A técnica do real para o ideal
O trabalho de Vides baseia-se em um conceito que ele denomina 'Reality to Idea'. O processo é, ao mesmo tempo, simples e desconcertante: objetos reais são cobertos por uma base branca e, em seguida, contornados por linhas pretas precisas que demarcam sombras e relevos. Essa técnica confere aos objetos uma qualidade óptica que flutua entre o item de showroom e o rascunho de um artista.
No Petersen, Vides expandiu essa linguagem para além de objetos individuais, transformando toda a Armand Hammer Foundation Gallery em uma instalação completa.
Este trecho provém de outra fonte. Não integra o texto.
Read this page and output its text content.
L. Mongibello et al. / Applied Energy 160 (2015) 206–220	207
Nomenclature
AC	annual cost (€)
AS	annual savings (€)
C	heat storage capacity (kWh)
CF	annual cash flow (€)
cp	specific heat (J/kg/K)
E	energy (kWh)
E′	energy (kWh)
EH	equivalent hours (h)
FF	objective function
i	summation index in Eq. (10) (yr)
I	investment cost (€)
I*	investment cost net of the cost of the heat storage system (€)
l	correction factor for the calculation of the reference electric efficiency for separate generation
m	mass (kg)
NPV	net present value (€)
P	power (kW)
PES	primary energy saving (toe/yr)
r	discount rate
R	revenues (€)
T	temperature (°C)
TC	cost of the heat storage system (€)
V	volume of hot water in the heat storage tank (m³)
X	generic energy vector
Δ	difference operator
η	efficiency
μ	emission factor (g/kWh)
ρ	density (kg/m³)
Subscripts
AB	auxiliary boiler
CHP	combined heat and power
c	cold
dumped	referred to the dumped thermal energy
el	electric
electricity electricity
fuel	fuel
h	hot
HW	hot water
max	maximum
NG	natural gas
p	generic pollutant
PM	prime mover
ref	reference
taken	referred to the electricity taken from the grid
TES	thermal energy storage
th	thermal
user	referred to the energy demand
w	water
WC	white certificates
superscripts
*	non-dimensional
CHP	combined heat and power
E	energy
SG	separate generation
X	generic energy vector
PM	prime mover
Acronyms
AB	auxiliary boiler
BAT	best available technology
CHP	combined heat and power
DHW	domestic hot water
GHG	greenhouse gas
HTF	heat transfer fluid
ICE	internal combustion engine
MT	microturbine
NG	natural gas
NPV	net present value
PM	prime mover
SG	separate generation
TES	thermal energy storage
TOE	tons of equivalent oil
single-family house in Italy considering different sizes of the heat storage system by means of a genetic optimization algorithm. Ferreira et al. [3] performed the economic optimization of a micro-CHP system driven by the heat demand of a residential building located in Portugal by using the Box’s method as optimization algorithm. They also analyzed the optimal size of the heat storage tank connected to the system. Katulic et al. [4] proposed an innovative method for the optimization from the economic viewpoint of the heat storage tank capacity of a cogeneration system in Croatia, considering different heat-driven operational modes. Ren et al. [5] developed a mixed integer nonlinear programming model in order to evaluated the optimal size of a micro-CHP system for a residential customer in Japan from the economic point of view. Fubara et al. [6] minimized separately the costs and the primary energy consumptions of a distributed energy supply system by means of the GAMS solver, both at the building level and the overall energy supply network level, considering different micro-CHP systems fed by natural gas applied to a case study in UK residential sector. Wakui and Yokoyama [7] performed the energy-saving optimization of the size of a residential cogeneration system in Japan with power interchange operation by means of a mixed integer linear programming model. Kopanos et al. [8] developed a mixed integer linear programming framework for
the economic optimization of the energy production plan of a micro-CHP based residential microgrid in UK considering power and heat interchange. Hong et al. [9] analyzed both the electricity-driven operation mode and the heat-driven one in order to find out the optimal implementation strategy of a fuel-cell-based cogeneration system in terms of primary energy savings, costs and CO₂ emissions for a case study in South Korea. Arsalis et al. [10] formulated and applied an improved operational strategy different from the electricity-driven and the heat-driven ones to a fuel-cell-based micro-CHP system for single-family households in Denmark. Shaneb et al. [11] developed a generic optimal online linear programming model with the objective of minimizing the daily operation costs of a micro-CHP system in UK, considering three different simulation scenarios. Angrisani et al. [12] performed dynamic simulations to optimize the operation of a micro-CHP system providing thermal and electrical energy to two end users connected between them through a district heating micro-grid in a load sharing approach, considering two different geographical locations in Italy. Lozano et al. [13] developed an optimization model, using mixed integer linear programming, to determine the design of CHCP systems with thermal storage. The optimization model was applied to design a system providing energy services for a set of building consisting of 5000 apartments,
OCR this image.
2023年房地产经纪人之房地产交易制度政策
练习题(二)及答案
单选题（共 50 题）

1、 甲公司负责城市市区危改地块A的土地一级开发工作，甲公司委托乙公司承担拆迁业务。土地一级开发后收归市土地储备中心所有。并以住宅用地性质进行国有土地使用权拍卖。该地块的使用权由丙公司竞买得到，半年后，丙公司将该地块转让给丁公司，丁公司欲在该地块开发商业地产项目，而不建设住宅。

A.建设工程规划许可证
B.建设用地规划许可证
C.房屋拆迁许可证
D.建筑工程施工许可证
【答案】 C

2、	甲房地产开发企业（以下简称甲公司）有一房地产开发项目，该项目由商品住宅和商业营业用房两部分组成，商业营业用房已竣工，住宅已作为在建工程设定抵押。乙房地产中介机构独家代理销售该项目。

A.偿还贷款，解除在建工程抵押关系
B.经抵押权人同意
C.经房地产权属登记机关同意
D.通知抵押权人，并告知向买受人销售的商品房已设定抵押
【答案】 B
Durante nove dias, o artista trabalhou manualmente nas cinco viaturas, nas paredes e nos elementos de oficina, como bombas de combustível e pilhas de pneus, criando um set monocromático que força o espectador a questionar a natureza da tridimensionalidade.
A desconstrução do ícone automotivo
O que torna a instalação eficaz é a forma como Vides utiliza a gramática visual da cultura automotiva para subverter o status dos veículos. Em vez de focar apenas na raridade ou na performance mecânica, ele trata o carro como uma tela, onde faróis, aberturas de ventilação e spoilers são reduzidos a marcas gráficas. A Ferrari, vista por trás, perde o peso do metal para ganhar a leveza de um traço de contorno, enquanto o Mercedes-Benz, posicionado sob uma placa de 'NO PARKING', integra-se perfeitamente à sinalização desenhada na parede.
Essa abordagem transforma a garagem em parte da obra, conferindo aos detalhes utilitários o mesmo protagonismo que aos carros. A repetição dos sulcos nos pneus e a angulação dos reflexos nas janelas desenhadas criam um ritmo visual que unifica o espaço. O chão reflexivo da galeria atua como um espelho cúmplice, duplicando as linhas pretas e fazendo com que os painéis brancos pareçam dissolver-se no vazio, reforçando a ilusão de que estamos dentro de um storyboard.
O impacto na percepção do design
Ao retirar a cor, Vides força o público a observar a engenharia sob uma nova ótica. O design automotivo, frequentemente celebrado por suas curvas e acabamentos polidos, torna-se aqui um exercício de geometria e memória. O visitante não está mais olhando para um objeto de desejo motorizado, mas sim para a ideia de um carro, filtrada pela mão humana e pela percepção espacial.
Para o ecossistema de design, o movimento de Vides sugere que o valor de um objeto reside tanto em seu processo de representação quanto em sua função original. Ao colaborar com marcas como Nike e Fendi, o artista já havia testado essa linguagem em menor escala, mas no Petersen, a experiência atinge um nível de escala arquitetônica que redefine a relação entre museu e arte contemporânea.
O futuro da estética monocromática
O que permanece em aberto é como essa fusão entre arte gráfica e design industrial continuará a influenciar as exposições de museus de grande porte. A exposição, em exibição até julho de 2027, convida a uma reflexão sobre a permanência da forma em um mundo saturado de cores e detalhes.
À medida que o público transita pelo espaço, a pergunta que persiste não é sobre o que define um carro, mas sobre quanto da nossa percepção é moldada pelas linhas que escolhemos destacar em um mundo complexo. Será que a redução à forma essencial nos permite ver o objeto com mais clareza, ou apenas nos confina a uma nova ilusão?